November 2, 2010 – Speculation had been building for the past month over whether troubled Wilmington Trust would sell itself to another bank or be able to raise additional private equity and remain independent.
Wilmington Trust received $330 million from the US Treasury in 2008 under the Troubled Asset Relief Program (TARP) and raised another $274 million earlier this year in a secondary share offering. Additional capital was still necessary, however, due to continuing deterioration in the Bank’s loan portfolio, possible downgrades by the credit rating agencies and potentially adverse regulatory actions.
Although Wilmington Trust had reported five consecutive quarters of losses, some analysts were estimating that a potential suitor might pay anywhere from $9 to $15 per share. Wilmington Trust has a profitable wealth advisory group with over $53 billion in assets under management. Although analysts were forecasting another loss for the third quarter in the range of $.33 cents per share, the outlook was that Wilmington would turn a profit sometime in late 2011.
As of the quarter ending June 30, Wilmington had total assets of $10.4 billion with a net loan portfolio of $8.0 billion. Given the heightened level of scrutiny by regulators and auditors over the banking industry, an investor in Wilmington shares might properly assume that adequate loan loss reserves had been established.
In addition, at June 30, Wilmington had capital ratios comfortably above the “well capitalized minimum” levels established by regulators. Wilmington Trust noted that its capital ratios were above regulatory minimums even without counting the US Treasury’s $330 million investment in preferred stock under the Capital Purchase Program. (TARP funds were disbursed to banks in return for preferred stock and warrants from the recipient bank.)

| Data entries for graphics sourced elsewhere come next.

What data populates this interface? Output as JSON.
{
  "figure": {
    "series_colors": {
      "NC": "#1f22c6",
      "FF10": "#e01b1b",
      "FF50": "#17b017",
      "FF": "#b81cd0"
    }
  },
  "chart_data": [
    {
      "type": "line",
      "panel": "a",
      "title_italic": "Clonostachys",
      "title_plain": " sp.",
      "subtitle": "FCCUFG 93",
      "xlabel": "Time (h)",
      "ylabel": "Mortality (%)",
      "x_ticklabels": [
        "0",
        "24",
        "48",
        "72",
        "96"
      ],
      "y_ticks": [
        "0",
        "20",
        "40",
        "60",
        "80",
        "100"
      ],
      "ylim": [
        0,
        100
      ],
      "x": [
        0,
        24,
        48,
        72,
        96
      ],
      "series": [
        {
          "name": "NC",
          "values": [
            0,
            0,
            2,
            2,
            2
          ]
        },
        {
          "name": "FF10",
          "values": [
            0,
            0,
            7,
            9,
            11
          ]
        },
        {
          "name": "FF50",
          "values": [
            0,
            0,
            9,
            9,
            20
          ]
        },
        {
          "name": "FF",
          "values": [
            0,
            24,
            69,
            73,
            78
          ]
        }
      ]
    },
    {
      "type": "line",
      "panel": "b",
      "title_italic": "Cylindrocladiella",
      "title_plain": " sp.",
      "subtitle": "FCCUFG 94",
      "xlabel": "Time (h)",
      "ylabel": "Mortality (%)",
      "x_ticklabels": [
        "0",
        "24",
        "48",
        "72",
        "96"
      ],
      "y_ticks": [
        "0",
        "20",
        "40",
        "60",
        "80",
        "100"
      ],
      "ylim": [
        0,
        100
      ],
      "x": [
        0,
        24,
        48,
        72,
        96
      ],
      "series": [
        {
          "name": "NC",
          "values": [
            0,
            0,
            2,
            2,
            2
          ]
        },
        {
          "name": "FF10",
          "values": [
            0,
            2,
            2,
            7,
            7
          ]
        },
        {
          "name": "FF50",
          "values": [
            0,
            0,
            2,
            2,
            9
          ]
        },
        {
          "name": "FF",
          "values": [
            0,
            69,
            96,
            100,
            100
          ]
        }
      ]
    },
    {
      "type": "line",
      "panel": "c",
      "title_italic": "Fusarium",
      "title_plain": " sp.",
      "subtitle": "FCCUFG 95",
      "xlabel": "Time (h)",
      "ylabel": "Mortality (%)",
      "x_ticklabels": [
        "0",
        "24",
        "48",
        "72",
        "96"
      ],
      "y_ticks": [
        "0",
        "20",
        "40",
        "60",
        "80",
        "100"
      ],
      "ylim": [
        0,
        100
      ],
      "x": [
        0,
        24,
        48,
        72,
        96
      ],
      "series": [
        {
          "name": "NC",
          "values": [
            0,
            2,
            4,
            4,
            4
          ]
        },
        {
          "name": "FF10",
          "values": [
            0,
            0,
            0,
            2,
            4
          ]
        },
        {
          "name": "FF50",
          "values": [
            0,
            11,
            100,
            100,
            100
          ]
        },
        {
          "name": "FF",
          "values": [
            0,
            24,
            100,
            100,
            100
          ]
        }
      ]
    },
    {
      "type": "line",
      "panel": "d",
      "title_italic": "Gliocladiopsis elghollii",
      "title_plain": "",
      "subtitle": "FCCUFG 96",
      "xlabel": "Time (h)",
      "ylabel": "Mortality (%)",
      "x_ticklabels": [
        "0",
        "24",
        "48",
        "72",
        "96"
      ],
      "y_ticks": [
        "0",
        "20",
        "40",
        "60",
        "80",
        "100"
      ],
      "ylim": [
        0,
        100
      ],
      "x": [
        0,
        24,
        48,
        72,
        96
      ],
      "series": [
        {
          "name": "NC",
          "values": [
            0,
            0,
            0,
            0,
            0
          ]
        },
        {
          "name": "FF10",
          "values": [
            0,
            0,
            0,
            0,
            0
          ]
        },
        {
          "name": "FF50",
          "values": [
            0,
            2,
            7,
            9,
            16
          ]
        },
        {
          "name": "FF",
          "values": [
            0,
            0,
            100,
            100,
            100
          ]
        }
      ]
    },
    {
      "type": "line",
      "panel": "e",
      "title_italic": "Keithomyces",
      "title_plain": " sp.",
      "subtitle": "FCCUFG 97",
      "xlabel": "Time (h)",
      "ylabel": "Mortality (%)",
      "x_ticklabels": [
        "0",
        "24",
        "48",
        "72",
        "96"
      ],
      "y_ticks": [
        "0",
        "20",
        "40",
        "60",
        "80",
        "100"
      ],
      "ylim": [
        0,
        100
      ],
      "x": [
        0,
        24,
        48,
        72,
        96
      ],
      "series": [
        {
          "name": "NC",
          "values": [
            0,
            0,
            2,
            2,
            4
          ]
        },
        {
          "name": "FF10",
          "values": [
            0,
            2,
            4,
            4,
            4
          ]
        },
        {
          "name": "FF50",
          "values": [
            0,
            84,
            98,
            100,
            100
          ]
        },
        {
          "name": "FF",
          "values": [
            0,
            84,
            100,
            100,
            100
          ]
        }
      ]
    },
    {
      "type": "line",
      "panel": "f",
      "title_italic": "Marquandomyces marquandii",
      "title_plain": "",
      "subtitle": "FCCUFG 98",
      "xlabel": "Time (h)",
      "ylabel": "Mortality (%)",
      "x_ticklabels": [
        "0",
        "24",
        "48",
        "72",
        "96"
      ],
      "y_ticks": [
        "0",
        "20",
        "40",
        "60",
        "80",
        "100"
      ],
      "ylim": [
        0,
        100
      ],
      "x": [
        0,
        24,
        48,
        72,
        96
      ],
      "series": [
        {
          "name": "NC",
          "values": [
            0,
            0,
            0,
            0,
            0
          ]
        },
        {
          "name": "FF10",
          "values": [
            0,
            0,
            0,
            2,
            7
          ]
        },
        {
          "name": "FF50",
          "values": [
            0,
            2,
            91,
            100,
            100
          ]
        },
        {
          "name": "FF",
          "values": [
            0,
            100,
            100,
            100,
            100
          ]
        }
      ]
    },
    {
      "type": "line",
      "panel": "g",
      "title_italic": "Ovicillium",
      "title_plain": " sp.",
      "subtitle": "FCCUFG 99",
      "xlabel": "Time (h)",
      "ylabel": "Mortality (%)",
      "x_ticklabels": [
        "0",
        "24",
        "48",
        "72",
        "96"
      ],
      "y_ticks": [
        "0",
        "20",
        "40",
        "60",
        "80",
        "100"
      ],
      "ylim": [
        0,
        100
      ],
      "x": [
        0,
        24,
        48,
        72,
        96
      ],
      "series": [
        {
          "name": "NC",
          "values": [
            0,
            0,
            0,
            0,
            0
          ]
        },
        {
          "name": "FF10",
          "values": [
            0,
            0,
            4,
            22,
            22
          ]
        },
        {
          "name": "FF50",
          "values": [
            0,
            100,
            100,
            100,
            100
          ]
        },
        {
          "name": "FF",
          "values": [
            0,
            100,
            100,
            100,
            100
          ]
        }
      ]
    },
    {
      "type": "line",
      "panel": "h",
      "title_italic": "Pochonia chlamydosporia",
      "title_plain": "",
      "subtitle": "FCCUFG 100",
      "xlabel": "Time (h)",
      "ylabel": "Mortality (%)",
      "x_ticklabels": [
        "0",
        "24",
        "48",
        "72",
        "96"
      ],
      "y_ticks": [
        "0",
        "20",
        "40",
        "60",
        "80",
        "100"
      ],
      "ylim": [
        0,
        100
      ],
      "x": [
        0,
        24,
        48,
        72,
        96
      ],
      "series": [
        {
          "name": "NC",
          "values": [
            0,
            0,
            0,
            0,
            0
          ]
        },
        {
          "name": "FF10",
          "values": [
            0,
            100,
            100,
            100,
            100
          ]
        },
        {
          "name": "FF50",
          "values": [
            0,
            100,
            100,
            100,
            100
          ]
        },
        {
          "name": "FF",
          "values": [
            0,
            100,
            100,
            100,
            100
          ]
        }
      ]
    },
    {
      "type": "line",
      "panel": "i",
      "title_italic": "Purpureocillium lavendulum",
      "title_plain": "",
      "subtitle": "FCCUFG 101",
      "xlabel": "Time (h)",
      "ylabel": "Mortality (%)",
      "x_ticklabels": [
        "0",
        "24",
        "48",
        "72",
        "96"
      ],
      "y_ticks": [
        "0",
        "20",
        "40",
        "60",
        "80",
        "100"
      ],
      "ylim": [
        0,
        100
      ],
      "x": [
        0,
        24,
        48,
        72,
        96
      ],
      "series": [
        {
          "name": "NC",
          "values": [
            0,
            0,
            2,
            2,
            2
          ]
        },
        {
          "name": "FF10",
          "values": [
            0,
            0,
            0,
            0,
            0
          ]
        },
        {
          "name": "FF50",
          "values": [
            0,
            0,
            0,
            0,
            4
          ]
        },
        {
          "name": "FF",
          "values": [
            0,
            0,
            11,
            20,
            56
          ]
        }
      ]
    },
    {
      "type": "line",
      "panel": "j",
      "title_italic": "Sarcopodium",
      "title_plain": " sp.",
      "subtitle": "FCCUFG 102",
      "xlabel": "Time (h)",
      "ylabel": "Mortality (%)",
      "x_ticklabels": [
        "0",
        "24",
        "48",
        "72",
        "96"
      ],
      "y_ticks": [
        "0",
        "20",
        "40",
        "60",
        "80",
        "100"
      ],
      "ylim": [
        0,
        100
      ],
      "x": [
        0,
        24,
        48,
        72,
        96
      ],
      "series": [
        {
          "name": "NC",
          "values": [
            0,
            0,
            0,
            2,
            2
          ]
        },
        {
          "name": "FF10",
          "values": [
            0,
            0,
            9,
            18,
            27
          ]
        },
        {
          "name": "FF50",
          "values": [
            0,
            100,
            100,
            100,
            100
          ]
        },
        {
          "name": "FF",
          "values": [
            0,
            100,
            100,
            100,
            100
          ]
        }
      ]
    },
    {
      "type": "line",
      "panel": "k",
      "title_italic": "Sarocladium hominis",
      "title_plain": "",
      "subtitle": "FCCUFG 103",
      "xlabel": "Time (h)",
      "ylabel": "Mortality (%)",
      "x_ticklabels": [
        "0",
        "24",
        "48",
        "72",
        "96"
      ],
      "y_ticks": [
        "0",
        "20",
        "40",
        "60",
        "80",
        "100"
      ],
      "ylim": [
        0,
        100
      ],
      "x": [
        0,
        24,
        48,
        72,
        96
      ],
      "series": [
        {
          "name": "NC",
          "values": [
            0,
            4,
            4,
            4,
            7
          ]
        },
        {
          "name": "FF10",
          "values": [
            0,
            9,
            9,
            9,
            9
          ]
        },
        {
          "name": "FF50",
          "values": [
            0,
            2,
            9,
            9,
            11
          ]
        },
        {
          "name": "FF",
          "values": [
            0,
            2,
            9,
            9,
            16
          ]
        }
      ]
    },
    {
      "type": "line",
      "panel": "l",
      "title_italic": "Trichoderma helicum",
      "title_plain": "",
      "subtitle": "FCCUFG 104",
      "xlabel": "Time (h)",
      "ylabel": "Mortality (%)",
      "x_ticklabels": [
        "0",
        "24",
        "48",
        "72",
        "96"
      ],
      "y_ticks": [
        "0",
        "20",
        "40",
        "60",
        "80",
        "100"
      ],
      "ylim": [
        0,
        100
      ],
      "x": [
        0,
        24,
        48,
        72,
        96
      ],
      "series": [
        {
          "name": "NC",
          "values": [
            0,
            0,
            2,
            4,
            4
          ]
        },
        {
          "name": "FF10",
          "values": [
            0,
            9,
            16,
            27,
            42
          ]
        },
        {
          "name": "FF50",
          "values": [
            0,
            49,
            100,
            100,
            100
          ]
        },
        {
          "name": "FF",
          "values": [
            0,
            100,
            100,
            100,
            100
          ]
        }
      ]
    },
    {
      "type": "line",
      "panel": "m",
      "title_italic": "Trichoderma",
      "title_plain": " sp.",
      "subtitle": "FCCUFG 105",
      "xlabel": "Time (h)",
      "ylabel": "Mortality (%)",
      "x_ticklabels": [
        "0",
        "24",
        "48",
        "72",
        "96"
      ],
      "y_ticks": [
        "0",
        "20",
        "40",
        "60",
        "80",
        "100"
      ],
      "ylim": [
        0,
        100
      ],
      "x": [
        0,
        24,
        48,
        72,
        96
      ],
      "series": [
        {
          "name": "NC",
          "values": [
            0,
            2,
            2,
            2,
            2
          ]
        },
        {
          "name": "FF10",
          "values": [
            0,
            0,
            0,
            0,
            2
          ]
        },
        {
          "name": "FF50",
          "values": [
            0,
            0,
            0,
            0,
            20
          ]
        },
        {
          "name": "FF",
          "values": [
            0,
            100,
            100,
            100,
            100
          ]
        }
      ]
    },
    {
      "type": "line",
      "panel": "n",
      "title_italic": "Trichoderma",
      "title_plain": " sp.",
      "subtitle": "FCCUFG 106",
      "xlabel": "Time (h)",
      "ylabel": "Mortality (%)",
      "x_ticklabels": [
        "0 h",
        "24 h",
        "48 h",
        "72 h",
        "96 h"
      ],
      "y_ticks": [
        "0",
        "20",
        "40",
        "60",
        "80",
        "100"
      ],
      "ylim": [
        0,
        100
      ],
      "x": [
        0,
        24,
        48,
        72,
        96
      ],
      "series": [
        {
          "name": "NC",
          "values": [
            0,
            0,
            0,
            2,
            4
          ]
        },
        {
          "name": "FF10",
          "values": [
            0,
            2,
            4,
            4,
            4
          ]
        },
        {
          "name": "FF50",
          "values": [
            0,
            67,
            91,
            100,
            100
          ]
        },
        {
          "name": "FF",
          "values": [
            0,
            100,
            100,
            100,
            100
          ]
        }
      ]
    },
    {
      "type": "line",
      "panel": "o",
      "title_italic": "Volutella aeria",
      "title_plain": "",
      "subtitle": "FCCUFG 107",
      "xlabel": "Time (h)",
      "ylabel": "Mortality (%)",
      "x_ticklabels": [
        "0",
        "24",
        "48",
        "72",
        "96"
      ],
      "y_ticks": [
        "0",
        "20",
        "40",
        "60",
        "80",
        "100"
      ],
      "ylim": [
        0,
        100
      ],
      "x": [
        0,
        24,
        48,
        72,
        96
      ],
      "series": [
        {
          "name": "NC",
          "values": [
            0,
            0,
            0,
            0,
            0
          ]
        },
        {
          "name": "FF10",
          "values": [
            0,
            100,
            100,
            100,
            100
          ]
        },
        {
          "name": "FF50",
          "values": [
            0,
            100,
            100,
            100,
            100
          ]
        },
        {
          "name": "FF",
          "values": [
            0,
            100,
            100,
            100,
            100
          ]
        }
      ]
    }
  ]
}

Given the information shareholders had available to them at the end of the second quarter, it was a reasonable assumption that a sale of Wilmington Trust might result in a higher stock price. Shareholders in Wilmington Trust had already seen the value of their shares plummet from $43 to $8 over the past four years. Instead of a reprieve, shareholders got trashed when Wilmington Trust announced third quarter earnings.
Wilmington Trust announced a huge net loss of $4.06 per share for the quarter ending September 30, 2010. Tangible book value was cut in half to $3.84 per share and Wilmington announced that it would sell itself to M&T Bank Corporation for $351 million or $4.00 per share. The primary reason for the loss was “continued deterioration” in Wilmington’s large commercial loan portfolio which represents 85.6% of total loans.
In announcing the dismal results, Wilmington Trust chairman and CEO, Donald E Foley, said:
First, we continued to see credit deterioration in our loan portfolio, reflecting the extent of our exposure to real estate construction lending and its concentration in Delaware.
We have strengthened our credit risk management practices, and our provisioning and reserve levels reflect the increased risk in our loan portfolio, Mr. Foley added. However, there is no significant economic or real estate recovery on the horizon in our markets. Therefore, we have little assurance that our loan portfolio will strengthen significantly in the near term, or that our capital position will not erode further. These risks increase the possibility of downgrades by the credit rating agencies or adverse regulatory actions which could compromise our businesses.
Wilmington Trust’s highlights for the third quarter (below) portray a very grim outlook for a bank that many thought was on the road to recovery.
- Appraisals continued to show declines in collateral values and the financial condition of borrowers weakened
- Total nonperforming assets increased 77% to $988.6 million – 12.1% of total loans
- Loans with substandard risk ratings totaled $2 billion, up 37%
- Provision for loan losses increased 37%
- Demand for new loans remains weak
With investors already nervous about banks, as evidenced by large declines in the share prices of many banks, the Wilmington Trust bombshell is certain to raise additional concerns about the quality of bank earnings and loan portfolios. There are thousands of banks with major exposure to commercial real estate. The obvious implication of the Wilmington Trust fiasco is that many more financial institutions may be in much worse financial condition than either bank management or regulators will admit.